GPT-5.2-Codex

Comparisons with Gemini and Claude

  • Several commenters report GPT‑5.2 (and 5.2‑Codex) outperforming Gemini 3 Pro/Flash and Claude Opus 4.5 for “serious” coding, especially as an agent in tools like Cursor.
  • Counterpoints note benchmarks where Anthropic and OpenAI are very close, or Anthropic slightly ahead, and that Gemini 3 Flash sometimes beats Pro on coding benchmarks.
  • Many say Gemini 3 Pro is strong as a tutor/math/general model but weak as a coding agent and at tool calling (e.g., breaking demos, deleting blocks of code, inserting placeholders).
  • Others find Claude stronger for fast implementation and lightweight solutions, with GPT models better for “enterprise-style” code and thoroughness.
  • Some users say Codex models are consistently worse than base GPT‑5.x for code quality, producing functional but “weird/ugly” or over‑abstracted code.

Agentic harnesses and UX

  • Strong view that harness/tooling (Claude Code, Codex CLI, Cursor, Gemini CLI, etc.) matter as much as the underlying model.
  • Claude Code is praised for planning mode, human‑in‑the‑loop flow, sub‑agents, clear terminal UX, and prompting that keeps edits under control.
  • Codex is seen as powerful but often over‑eager: starts editing when users only want discussion, can be frustrating without a planning layer.
  • Some run their own multi‑model TUIs or containers, fanning the same task to multiple agents and comparing diffs.

Cybersecurity capabilities and dual‑use

  • “Dual‑use” is interpreted as: anything that helps defenders find/understand vulnerabilities also helps attackers automate exploitation and scale attacks.
  • Comments note this is more about lowering the barrier and increasing speed/scale than inventing fundamentally new attack classes.
  • OpenAI’s invite‑only, more‑permissive “defensive” models are seen by some as reasonable vetting, by others as gatekeeping that may hinder white‑hat work.
  • Experiences with guardrails are mixed: some say GPT refuses offensive help, others report using it daily for offensive tasks without issues, possibly due to accumulated “security” context.

Workflows, quality vs speed

  • Many describe hybrid workflows: plan/architect with one model, implement with another, and use a third (often Codex 5.2) purely as a reviewer/bug‑hunter.
  • GPT‑5.2/Codex is frequently praised for deep, methodical reasoning, finding subtle logic and memory bugs, especially in lower‑level or complex systems.
  • Claude/Opus is preferred where speed and token‑efficiency matter, with users accepting more “fluff” or missed issues.
  • A recurring pattern: use slower, high‑reasoning models for planning and review; faster ones for bulk coding.

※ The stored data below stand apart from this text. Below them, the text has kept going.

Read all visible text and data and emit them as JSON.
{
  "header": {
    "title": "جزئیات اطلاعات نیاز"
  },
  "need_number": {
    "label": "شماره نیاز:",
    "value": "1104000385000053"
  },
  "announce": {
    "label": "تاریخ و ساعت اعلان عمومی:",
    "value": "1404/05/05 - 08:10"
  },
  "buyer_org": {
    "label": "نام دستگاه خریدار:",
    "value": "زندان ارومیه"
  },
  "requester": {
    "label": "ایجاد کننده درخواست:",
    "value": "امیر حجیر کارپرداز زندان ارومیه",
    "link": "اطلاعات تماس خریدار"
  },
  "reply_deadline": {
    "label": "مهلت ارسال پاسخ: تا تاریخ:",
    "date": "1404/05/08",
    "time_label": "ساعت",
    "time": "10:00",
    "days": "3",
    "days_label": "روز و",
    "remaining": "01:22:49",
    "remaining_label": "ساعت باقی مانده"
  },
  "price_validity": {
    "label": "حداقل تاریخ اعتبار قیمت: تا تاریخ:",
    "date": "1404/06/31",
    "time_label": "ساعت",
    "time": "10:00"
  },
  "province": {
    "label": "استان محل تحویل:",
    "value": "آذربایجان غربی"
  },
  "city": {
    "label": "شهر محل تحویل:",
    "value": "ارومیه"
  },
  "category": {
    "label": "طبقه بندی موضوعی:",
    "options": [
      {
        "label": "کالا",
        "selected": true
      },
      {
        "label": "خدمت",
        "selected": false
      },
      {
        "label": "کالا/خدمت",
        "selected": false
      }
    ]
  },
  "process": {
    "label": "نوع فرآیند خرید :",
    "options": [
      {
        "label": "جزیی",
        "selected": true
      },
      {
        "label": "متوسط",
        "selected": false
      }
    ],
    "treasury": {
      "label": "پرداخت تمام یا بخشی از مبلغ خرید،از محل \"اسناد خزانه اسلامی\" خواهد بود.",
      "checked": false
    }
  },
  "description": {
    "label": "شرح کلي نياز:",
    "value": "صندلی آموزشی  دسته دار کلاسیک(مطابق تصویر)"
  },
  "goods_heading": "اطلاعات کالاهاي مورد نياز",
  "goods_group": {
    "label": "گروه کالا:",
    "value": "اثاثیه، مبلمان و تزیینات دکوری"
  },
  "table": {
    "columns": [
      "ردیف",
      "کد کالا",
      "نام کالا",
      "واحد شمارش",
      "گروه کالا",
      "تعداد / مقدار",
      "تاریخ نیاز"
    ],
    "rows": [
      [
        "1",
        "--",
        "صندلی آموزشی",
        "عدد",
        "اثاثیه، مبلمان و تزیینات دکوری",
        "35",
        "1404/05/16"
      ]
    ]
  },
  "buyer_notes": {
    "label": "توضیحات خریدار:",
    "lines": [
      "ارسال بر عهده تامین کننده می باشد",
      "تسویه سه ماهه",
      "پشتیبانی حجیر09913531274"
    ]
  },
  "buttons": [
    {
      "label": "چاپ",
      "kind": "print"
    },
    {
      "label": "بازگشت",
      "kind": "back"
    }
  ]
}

Reliability issues and risks

  • Reports of serious agentic failures: deleting large code sections with placeholders, misusing tools (e.g., destructive shell commands, breaking SELinux, deleting repos or project directories in “yolo” mode).
  • Some users cancel subscriptions after repeated overfitting or “target fixation” (e.g., forcing the wrong CRDT algorithm despite explicit instructions).
  • Codex Cloud’s inability to truly delete tasks/diffs (only “archive”) is viewed as a privacy/security concern; local/CLI sessions are distinguished from cloud storage.

Pricing, quotas, and business context

  • Users note GPT‑5.2‑Codex is substantially more expensive than the previous Codex, but subscriptions hide much of that and feel generous compared to some competitors.
  • Debate over whether inference is currently profitable vs being subsidized for growth; some cite massive long‑term compute commitments and question sustainability.
  • Several commenters consciously pick models per price tier: e.g., Opus/Claude Code for primary work, Codex for specialized review, or vice versa.

Shifting attitudes and skepticism

  • Many long‑time skeptics say they have changed their minds as models improved, now viewing coding agents as difficult to justify not using.
  • Others remain strongly skeptical, citing repeated failures on non‑toy tasks and warning about overestimating productivity gains due to psychological bias.
  • There are accusations of “astroturf” enthusiasm around each LLM release, countered by reminders that some developers simply see large, real productivity improvements.